Sono solo due esempi ma danno il polso della situazione attuale ed è quindi indifferente stabilire se portare la sacca da golf fino a qui per turismo o per un più serio impegno d’affari. Qualunque sia la ragione, l’offerta golfistica di questo paese è di notevole qualità e, in alcuni casi, anche di elevato tasso tecnico. Dodici campi sono già in attività da tempo e offrono una notevole varietà di gioco. Nei prossimi anni questo numero è però destinato a raddoppiare poiché è intenzione dell’Egitto diventare la destinazione golfistica leader nel Medio Oriente, molto più vicina all’Europa di Dubai, con un clima ancora più favorevole di quello della Turchia e con in più un atout di enorme rilievo: oltre cinquemila anni di storia e arte.

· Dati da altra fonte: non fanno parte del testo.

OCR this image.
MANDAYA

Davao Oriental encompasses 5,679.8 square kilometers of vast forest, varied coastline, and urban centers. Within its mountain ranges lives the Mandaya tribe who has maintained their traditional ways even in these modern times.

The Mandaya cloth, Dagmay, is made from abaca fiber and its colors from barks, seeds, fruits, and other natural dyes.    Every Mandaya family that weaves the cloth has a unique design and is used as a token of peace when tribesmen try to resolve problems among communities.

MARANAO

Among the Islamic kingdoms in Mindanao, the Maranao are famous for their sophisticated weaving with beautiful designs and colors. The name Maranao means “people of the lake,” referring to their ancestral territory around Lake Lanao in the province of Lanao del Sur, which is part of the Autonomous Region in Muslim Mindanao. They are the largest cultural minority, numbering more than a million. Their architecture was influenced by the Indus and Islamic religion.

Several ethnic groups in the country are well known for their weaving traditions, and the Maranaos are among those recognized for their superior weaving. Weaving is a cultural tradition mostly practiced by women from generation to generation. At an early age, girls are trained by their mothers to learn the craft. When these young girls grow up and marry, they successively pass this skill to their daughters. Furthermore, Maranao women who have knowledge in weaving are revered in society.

Il campo di Ain Soukhna è figlio di questa filosofia: creare una destinazione partendo dal Golf. Sulle sponde del Mar Rosso, a pochi chilometri dal porto di Suez e a meno di due ore d’auto dalla capitale, Lo Stella di Mare Golf & Country Club è un grandissimo e moderno resort che ospita un campo da campionato, par 72 di 6500 m, di buon livello e di ottima concezione. Le linee sono particolarmente strette per le partenze dai tee più lontani ma sono sempre meno impegnative per amatori e ladies. I fairways sono larghi abbastanza per perdonare i colpi meno precisi, nei rough è quasi impossibile perdere la pallina, ma l’acqua impensierisce in ben sette buche. Tra le più difficili si può sicuramente annoverare la sedici in cui si devono superare ben due specchi d’acqua, il primo alla partenza e il secondo nell’approccio al green. Club House e Hotel sono recenti e molto curati nei dettagli. Questo recentissimo percorso si aggiunge agli altri già presenti sulle sponde del Mar Rosso come a Sharm El Sheikh, El Gouna, Hurghada e Soma Bay, ma ha il vantaggio di essere facilmente raggiungibile dal Cairo anche in taxi.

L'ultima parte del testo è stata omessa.